Which is the cause, I am told, of some friction between the Treasury and the Bank of England, because the west end of town is concerned that an uplift in the leverage ratio would choke off the supply of credit so vital to the UK's economic prospects.
This is a perennial concern whenever there's talk of boosting capital requirements, because if banks don't want to raise expensive additional capital, they can improve their capital and leverage ratios simply by lending less.
As it happens, one of the banks that has been lobbying against a significant rise in the leverage ratio - but which wishes to remain anonymous - has done some work on the impact of lifting the ratio to 4%.

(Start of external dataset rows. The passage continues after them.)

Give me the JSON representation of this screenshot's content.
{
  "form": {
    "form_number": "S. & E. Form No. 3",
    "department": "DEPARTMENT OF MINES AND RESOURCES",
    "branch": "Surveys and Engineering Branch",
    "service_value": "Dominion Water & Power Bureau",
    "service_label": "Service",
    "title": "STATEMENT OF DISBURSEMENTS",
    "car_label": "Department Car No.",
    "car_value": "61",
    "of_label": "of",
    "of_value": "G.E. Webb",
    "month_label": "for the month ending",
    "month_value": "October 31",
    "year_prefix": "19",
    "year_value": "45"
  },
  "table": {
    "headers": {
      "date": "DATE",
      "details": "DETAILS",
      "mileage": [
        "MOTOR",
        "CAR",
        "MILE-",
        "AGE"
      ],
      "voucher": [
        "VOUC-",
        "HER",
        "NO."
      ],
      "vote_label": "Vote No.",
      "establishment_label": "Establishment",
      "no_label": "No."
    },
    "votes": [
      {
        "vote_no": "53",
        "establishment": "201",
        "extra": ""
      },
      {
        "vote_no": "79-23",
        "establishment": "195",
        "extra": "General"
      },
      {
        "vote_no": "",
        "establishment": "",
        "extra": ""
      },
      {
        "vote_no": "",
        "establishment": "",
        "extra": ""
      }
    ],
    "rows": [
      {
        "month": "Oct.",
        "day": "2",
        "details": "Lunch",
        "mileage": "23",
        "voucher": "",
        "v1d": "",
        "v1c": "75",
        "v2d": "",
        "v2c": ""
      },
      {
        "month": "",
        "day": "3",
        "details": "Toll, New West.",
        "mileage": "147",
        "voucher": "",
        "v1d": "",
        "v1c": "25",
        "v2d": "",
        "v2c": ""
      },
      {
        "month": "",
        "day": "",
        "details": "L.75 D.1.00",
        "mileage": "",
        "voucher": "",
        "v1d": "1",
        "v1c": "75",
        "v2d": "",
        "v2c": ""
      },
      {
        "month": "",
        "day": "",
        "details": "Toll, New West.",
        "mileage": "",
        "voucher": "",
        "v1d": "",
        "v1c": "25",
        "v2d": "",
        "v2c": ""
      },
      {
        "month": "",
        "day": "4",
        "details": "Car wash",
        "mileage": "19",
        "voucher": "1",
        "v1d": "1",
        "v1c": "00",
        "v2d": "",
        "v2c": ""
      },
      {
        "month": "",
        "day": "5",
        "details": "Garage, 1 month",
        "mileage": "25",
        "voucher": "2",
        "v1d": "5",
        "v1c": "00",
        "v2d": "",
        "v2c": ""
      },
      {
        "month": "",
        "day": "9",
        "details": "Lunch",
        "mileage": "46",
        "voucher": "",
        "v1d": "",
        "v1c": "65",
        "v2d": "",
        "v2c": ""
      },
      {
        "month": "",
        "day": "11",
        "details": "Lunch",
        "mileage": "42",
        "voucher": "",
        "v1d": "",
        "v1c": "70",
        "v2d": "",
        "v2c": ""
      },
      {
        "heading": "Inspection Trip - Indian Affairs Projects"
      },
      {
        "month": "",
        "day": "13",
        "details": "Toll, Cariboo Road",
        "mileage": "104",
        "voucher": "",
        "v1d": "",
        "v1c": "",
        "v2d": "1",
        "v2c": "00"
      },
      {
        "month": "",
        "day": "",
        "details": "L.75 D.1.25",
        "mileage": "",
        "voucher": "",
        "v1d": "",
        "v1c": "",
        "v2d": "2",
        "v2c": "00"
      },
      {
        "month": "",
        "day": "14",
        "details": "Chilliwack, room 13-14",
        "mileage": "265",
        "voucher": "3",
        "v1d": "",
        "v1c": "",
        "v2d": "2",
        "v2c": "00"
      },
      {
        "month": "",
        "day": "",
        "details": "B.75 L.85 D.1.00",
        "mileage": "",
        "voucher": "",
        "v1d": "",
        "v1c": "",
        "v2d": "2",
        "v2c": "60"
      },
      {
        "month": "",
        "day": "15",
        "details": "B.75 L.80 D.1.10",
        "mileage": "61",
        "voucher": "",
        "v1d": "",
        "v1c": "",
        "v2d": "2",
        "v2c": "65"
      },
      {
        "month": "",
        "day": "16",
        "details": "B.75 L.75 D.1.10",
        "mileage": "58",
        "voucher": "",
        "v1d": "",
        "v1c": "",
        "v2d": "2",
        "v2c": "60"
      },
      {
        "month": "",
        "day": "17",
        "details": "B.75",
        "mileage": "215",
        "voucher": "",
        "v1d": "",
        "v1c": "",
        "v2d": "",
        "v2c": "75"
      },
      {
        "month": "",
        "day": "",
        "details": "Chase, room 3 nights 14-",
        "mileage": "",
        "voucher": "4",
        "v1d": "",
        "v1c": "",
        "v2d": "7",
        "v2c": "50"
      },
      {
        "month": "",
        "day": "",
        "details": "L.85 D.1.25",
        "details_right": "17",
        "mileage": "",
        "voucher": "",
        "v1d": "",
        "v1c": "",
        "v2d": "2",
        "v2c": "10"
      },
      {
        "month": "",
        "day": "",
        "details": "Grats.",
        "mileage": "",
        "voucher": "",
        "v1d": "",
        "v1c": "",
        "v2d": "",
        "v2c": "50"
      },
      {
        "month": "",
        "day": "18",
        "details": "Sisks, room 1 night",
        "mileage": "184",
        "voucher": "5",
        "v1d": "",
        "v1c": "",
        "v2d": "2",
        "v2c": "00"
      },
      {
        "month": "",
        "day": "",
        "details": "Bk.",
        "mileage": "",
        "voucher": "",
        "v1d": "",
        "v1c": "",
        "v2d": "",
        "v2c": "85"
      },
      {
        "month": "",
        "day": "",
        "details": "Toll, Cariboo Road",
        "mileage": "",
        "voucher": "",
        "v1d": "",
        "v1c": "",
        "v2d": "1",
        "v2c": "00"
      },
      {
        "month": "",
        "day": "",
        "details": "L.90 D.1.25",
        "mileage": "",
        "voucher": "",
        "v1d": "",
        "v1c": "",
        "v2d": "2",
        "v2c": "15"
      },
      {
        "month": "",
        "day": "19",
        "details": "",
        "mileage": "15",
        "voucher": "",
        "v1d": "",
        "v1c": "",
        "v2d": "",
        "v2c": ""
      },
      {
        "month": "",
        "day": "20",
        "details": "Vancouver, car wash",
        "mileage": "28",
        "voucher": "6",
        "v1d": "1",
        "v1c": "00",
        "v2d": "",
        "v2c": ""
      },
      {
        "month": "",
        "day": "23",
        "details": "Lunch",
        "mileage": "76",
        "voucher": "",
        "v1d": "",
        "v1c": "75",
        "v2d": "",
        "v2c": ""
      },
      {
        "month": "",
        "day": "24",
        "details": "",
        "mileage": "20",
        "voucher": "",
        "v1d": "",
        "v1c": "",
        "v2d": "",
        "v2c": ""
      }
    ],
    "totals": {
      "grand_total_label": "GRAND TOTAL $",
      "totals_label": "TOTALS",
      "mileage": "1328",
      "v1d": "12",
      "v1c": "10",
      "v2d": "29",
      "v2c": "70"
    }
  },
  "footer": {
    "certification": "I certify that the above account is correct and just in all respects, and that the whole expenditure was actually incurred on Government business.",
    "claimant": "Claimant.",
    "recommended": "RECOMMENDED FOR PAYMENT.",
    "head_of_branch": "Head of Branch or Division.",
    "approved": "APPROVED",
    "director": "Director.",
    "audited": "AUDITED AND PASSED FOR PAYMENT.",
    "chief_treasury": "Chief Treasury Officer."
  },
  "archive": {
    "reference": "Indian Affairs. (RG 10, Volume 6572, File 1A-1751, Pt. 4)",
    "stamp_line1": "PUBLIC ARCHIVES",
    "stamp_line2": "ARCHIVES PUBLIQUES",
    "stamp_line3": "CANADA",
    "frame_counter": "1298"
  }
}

It calculates that if big UK banks and building societies were to meet a 4% leverage ratio by reining in their lending, rather than asking investors for more capital, they would shrink their lending by just under £800bn - which is a non-trivial sum.
And at a leverage ratio of 4.5%, the contraction of credit would be not far short of the UK's national income, at £1.3tn.
Now the bulk of impact would fall on two categories of bank - those like Barclays with a big presence in investment banking and asset-based short-term lending to financial institutions (through the so-called repo market), and mortgage banks such as Nationwide, Lloyds and Santander.
As it happens, Barclays is braced for running its investment bank on a more capital intensive basis. It is not complaining (or at least not to me) about the imposition of greater leverage constraints, so long as these are imposed over a few years.
But the mortgage banks are less happy.
They are concerned that a higher leverage ratio would push up the cost and shrink the supply of mortgage finance.
And, as I understand it, the chancellor feels their pain - but, I am told, the governor, Mark Carney, takes a principled view that in the long term the UK would benefit from imposing higher leverage ratios.
Where will it end?
Well we won't have a sense of this till nearer the end of the year.
But one way of minimising any tightening of the mortgage market caused by a higher leverage ratio would be to resuscitate the provision of home-loans by investors, rather than banks, through the process of packaging mortgages into bonds.
It is true that what is known as the securitisation of mortgages became discredited in the banking crisis. But that was because of poor lending standards, excessive complexity in the creation of the bonds, and the lunacy of banks keeping the bonds on their own balance sheets to an excessive amount.
But the idea that insurers, pension funds and even ordinary savers should be investing in mortgages is a sound one - in that mortgages can provide long term, reliable income to them.
Or to put it another way, one important way of making the banking system more stable and secure is to shrink its role in the provision of finance, to make respectable again the notion that savers should bypass the banks and directly provide the finance so badly needed for economic growth.